A single string specifying the UCSC genome e.g. "sacCer3".
goldenPath_url
A single string specifying the URL to the UCSC goldenPath location.
This URL is used internally to build the full URL to the 'chromInfo'
MySQL dump containing chromosomes information for genome.
See Details section below.
quiet
TRUE or FALSE (the default). If TRUE then some
warnings are suppressed. See below for the details.
Details
Chromosomes information (e.g. names and lengths) for any UCSC genome
is stored in the UCSC database in the 'chromInfo' table, and is normally
available as a MySQL dump at:
goldenPath_url/<genome>/database/chromInfo.txt.gz
fetchExtendedChromInfoFromUCSC downloads and imports that table
into a data frame, keeps only the UCSC_seqlevel and
UCSC_seqlength columns (after renaming them), and adds the
circular logical column.
Then, if this UCSC genome is based on an NCBI assembly (e.g. hg38 is based
on GRCh38), the NCBI seqlevels and GenBank accession numbers are extracted
from the NCBI assembly report and the UCSC seqlevels matched to them (using
some guided heuristic). Finally the NCBI seqlevels and GenBank accession
numbers are added to the returned data frame.
Value
A data frame with 1 row per seqlevel in the UCSC genome, and at least 3
columns:
UCSC_seqlevel: Character vector with no NAs. This is the
chrom field of the UCSC 'chromInfo' table for the
genome. See Details section above.
UCSC_seqlength: Integer vector with no NAs. This is the
size field of the UCSC 'chromInfo' table for the
genome. See Details section above.
circular: Logical vector with no NAs. This knowledge is
stored in the GenomeInfoDb package itself for the supported
genomes.
If the UCSC genome is *not* based on an NCBI assembly (e.g. gasAcu1, ce10,
sacCer2), there are no additional columns and a warning is emitted (unless
quiet is set to TRUE). In this case, the rows are sorted
by UCSC seqlevel rank as determined by rankSeqlevels().

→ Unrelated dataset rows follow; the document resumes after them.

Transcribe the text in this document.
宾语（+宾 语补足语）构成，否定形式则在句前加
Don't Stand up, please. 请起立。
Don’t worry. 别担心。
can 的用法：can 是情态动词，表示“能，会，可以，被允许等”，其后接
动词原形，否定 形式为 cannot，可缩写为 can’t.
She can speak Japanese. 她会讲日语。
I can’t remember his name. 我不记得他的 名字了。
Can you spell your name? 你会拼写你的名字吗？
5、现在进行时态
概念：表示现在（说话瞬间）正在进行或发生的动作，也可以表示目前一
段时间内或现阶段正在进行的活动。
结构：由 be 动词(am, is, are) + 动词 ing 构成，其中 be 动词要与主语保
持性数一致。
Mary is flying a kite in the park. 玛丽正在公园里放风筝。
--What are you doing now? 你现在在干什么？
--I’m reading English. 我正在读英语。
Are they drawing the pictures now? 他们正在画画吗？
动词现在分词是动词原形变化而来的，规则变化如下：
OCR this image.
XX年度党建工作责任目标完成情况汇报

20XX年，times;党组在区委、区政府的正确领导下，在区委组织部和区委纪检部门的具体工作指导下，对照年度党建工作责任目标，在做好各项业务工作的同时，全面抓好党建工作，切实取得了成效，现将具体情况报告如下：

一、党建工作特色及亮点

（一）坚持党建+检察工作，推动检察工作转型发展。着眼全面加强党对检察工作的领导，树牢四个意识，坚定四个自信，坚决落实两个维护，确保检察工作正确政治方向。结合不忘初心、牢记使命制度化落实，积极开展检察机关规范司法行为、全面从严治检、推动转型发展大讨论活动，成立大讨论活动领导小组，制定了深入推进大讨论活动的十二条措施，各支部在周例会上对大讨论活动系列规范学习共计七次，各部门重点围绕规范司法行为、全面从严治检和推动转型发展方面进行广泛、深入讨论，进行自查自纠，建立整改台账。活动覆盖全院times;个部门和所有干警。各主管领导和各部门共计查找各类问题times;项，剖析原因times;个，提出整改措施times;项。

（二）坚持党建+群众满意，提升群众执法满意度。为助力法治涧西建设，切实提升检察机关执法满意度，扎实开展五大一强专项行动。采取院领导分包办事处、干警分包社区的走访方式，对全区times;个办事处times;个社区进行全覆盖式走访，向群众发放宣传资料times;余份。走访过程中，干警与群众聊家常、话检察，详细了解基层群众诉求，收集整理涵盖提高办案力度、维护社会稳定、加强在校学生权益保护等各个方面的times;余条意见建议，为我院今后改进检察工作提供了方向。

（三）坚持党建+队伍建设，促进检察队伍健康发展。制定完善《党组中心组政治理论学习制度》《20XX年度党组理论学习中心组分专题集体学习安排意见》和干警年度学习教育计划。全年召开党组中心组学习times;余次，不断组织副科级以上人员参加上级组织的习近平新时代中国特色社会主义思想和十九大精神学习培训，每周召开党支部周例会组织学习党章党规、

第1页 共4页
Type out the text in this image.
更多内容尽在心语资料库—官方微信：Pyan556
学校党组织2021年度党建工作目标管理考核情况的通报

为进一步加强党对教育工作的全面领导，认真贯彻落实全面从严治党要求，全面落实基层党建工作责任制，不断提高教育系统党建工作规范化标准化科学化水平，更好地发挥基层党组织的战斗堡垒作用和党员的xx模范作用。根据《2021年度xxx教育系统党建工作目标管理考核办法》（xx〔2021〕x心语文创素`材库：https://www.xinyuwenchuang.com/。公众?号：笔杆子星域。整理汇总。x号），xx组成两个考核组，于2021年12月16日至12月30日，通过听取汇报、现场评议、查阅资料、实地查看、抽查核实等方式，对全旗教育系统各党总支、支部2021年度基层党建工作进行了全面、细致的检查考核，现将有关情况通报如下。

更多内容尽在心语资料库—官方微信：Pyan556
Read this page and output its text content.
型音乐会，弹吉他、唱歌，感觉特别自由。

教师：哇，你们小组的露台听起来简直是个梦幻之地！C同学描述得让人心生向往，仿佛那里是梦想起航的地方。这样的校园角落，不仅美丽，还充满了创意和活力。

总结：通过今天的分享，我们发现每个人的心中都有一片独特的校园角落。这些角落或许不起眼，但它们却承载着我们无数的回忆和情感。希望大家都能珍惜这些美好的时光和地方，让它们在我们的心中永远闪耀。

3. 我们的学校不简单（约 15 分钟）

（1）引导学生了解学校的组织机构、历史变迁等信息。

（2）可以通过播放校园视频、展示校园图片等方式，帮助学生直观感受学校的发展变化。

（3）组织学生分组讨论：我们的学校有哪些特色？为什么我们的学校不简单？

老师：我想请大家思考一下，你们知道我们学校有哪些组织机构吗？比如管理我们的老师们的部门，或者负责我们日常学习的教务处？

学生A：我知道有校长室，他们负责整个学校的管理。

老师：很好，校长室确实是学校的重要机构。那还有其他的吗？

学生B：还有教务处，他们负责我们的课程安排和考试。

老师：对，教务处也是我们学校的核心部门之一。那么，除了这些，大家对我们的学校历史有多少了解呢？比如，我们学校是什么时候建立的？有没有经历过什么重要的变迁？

If the UCSC genome is based on an NCBI assembly (e.g. sacCer3),
the returned data frame has 3 additional columns:
NCBI_seqlevel: Character vector. This information is
obtained from the NCBI assembly report for the genome. Will contain
NAs for UCSC seqlevels with no corresponding NCBI seqlevels (e.g.
for chrM in hg18 or chrUextra in dm3), in which case
fetchExtendedChromInfoFromUCSC emits a warning (unless
quiet is set to TRUE).
SequenceRole: Factor with levels assembled-molecule,
alt-scaffold, unlocalized-scaffold,
unplaced-scaffold, and pseudo-scaffold. For
UCSC seqlevels with corresponding NCBI seqlevels this information
is obtained from the NCBI assembly report. Otherwise it is
obtained from a base of knowledge included in the GenomeInfoDb
package. Can contain NAs but no warning is emitted in that case.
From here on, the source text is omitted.